A Right To Be Wrong

This is America. You have a right to be wrong. I'll be sure to tell you about it.

1.05.2007

Yes Virginia, there is a Koran

A brief update on an earlier story:

Rep. Keith Ellison (D-Minn) was sworn in yesterday, together with all of the other members of the 110th Congress. As threatened, in an act of defiance some believe was deliberately crafted to undermine American civilization, he swore his oath with his hand on the Koran.

Not the Bible.

Because he's Muslim.

Please see my earlier post on this topic for a more detailed explanation of why this really shouldn't matter, and why the people who insist it does are nuts. Yeah, I could probably put some sort of magic link in here so you could jump to the post with a click, but seriously, how lazy are you? Scroll down like 8 inches and read the thing. Go ahead, we'll wait.

Ok.

To the best of my knowledge, American civilization has not collapsed. Well, not any more than it already had under the crushing weight of reality television, too much fast food, and whatever lapse in judgment is responsible for allowing Britney Spears out in public.

However, Ellison's swearing in may well have highlighted American decline in a way his detractors never intended.

In a move that was powerfully symbolic and politically brilliant, Ellison selected for his swearing in a copy of the Koran that came from the personal library of Thomas Jefferson. Who was one of the Founding Fathers. Who, in 1779, championed religious freedom and tolerance, authoring one of the nation's first laws protecting the right to practice, or not practice, the religion of our choice. The law declared:
..no man shall be compelled to frequent or support any religious worship, place, or ministry whatsoever, nor shall be enforced, restrained, molested, or burthened in his body or goods, nor shall otherwise suffer, on account of his religious opinions or belief; but that all men shall be free to profess, and by argument to maintain, their opinions in matters of religion, and that the same shall in no wise diminish, enlarge, or affect their civil capacities.
Actually, I shouldn't say "declared," as in past tense. The law is still in force today, more than two centuries later.

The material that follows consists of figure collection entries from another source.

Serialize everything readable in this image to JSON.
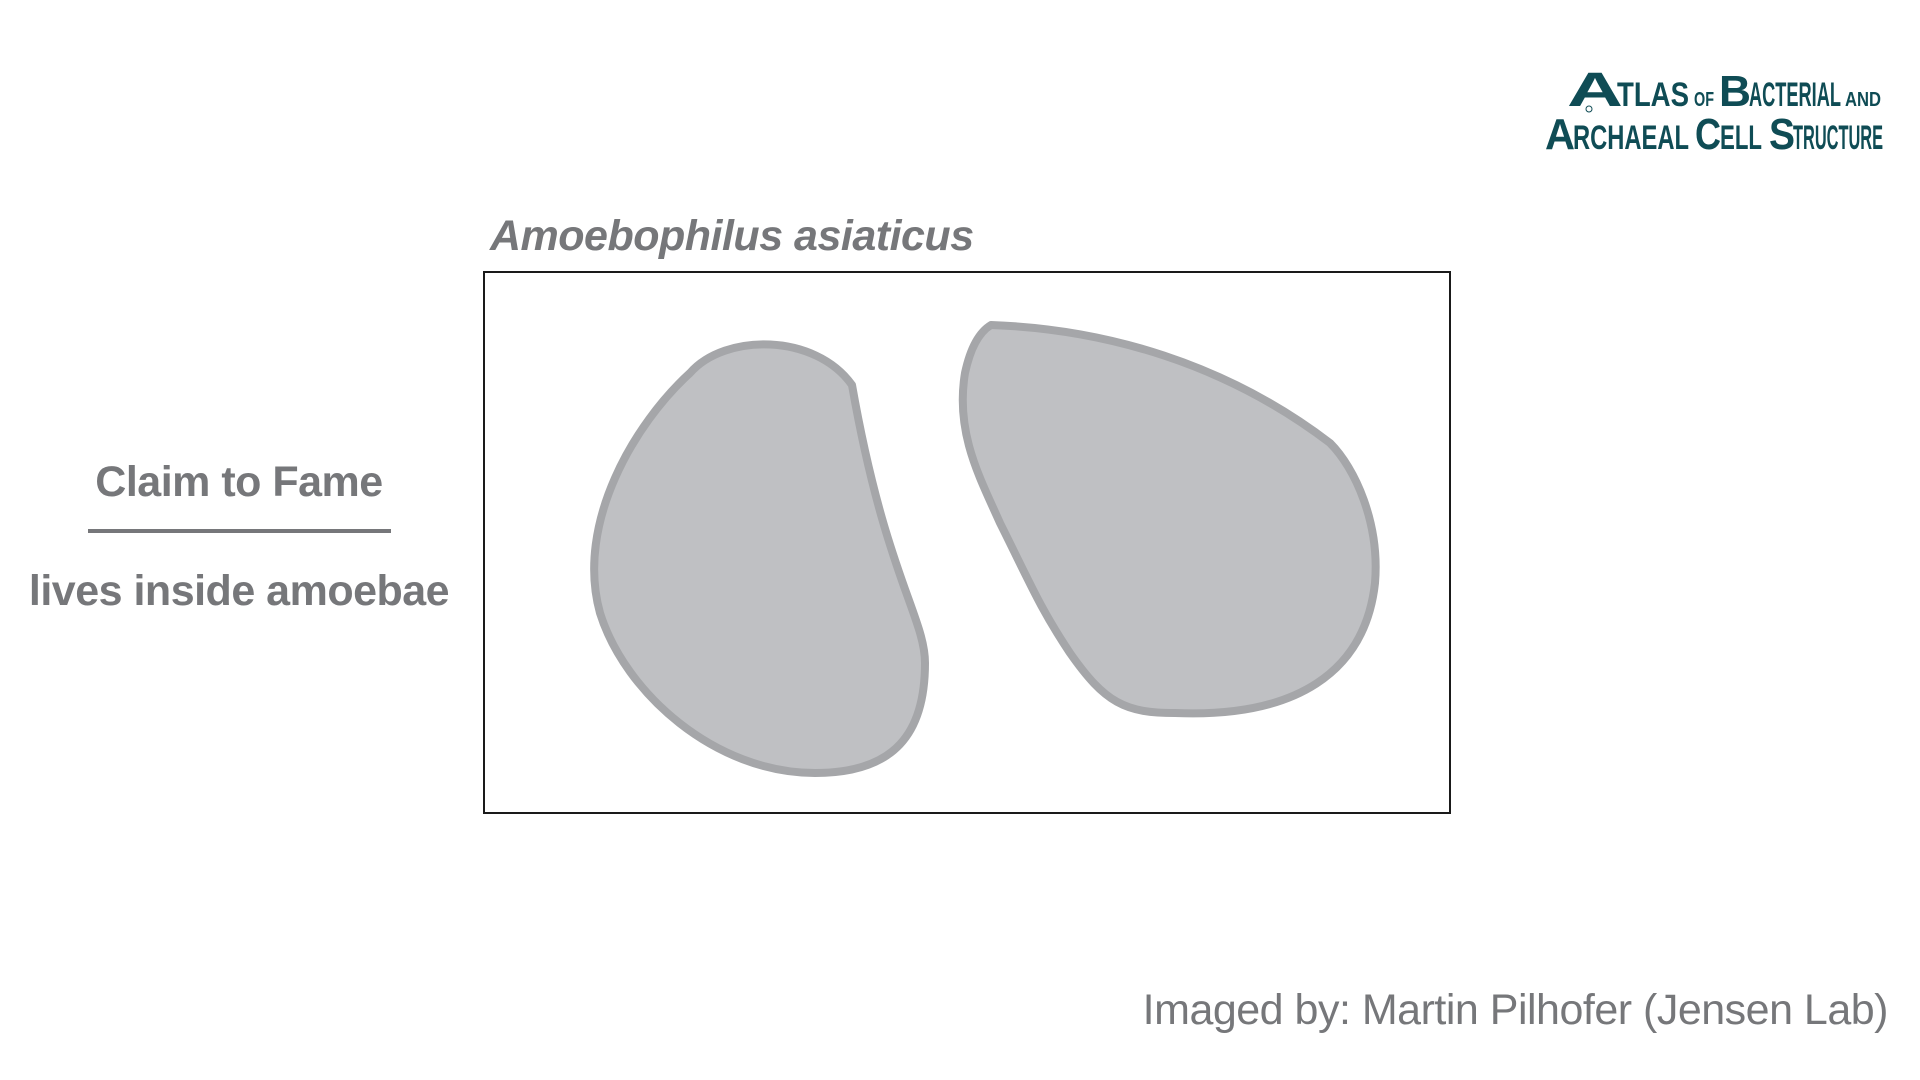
{
  "logo": {
    "line1": "ATLAS OF BACTERIAL AND",
    "line2": "ARCHAEAL CELL STRUCTURE",
    "color": "#0f4c55"
  },
  "species_name": "Amoebophilus asiaticus",
  "claim": {
    "heading": "Claim to Fame",
    "text": "lives inside amoebae"
  },
  "credit": "Imaged by: Martin Pilhofer (Jensen Lab)",
  "colors": {
    "text_gray": "#76777a",
    "cell_fill": "#bfc0c3",
    "cell_outline": "#a5a6a9",
    "frame_border": "#1a1a1a"
  }
}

As an article of the constitition of the Commonwealth of Virginia.

You see, when he wrote it, Thomas Jefferson was the governor of Virginia.

Ironically, of course, much of the outrcy over Ellison's swearing of an oath on the holy text of a minority religion came from the good people of modern Virginia and one of their elected representatives. So congratulations Rep. Goode and your constituents. American civilization may not have crumbled under the weight of religious freedom, but you've managed to prove that Virginian civilization has fallen a long way in 200 years.